Instead, after a perfunctory origin story of Garfield’s life with his owner, Jon (Nicholas Hoult), and dog companion, Odie (Harvey Guillén), the film is quickly set into adventure mode when Garfield and Odie are kidnapped by a pair of henchman dogs working for a vengeful cat named Jinx (Hannah Waddingham). Garfield’s estranged father, Vic (Samuel L. Jackson), quickly comes to the rescue, but it’s Vic that Jinx is really after. After Jinx demands a truck full of milk as payment for a botched job she took the fall for, Vic, with Garfield and Odie in tow, are off to find a way to pay his debt.

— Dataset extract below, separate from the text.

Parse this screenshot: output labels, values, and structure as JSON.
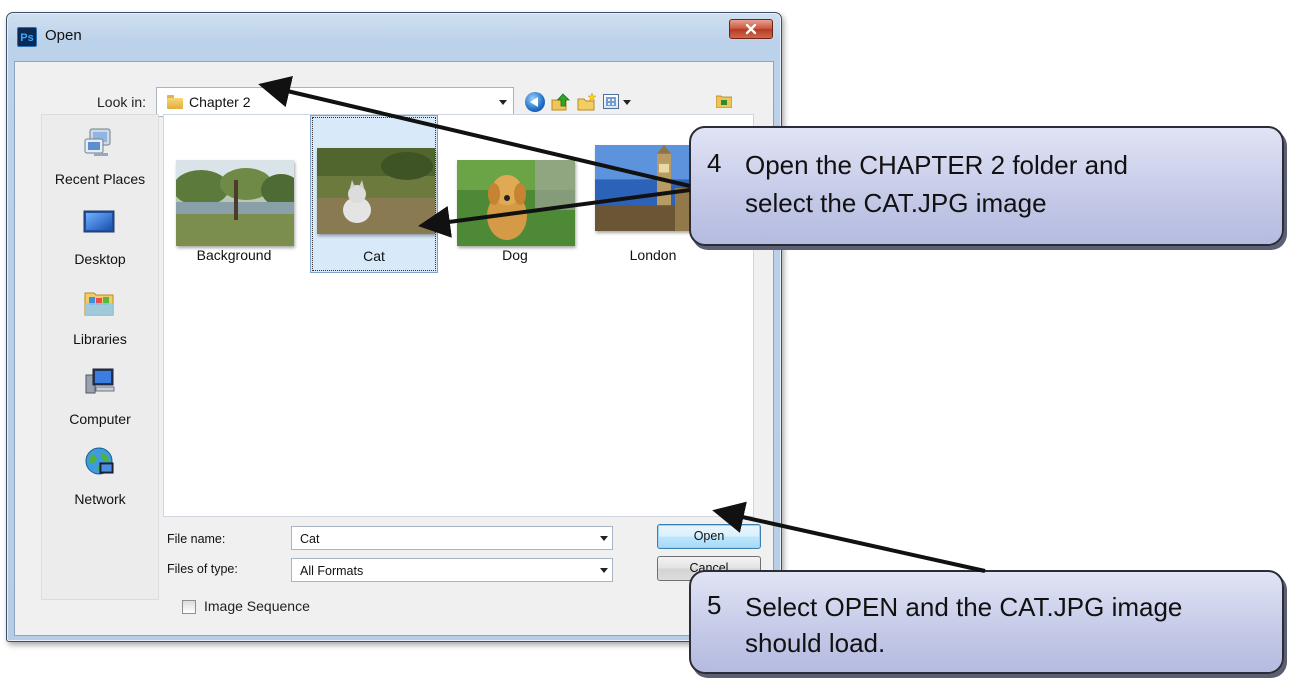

Vic is a new addition to the lore. (Garfield’s father wasn’t present in the many media iterations, save for a few passing mentions.) He abandoned Garfield as a kitten in an alley, and their relationship is strained. This Garfield, aside from the predictable references here and there to his gluttony, is mostly an agitated son who chafes at his dad’s sudden presence in his life.
Even before all of this is set in motion, Garfield is introduced with too much pep in his step by Pratt, who has become, for better or worse, blockbuster animation’s go-to lead (“The Lego Movie,” “Onward,” “The Super Mario Bros. Movie”). His voice acting, though, lacks the dynamism to embody a memorable character like Garfield. His golden retriever, himbo energy can work in specific situations, like “The Lego Movie,” but here it’s the inverse of what Garfield ought to be. Bill Murray, Garfield’s voice in the earlier films, felt genuinely well suited to the cat’s languor, even if the movies were rough.
Granted, Pratt isn’t helped along elsewhere. The animation is visually flat, with compositions that seem oddly half-populated and cheap. The script, by Paul A. Kaplan, Mark Torgove and David Reynolds, is weak, with most of its comedy derived from cheap slapstick violence that even kids may tire of, and emotional beats that were written on autopilot.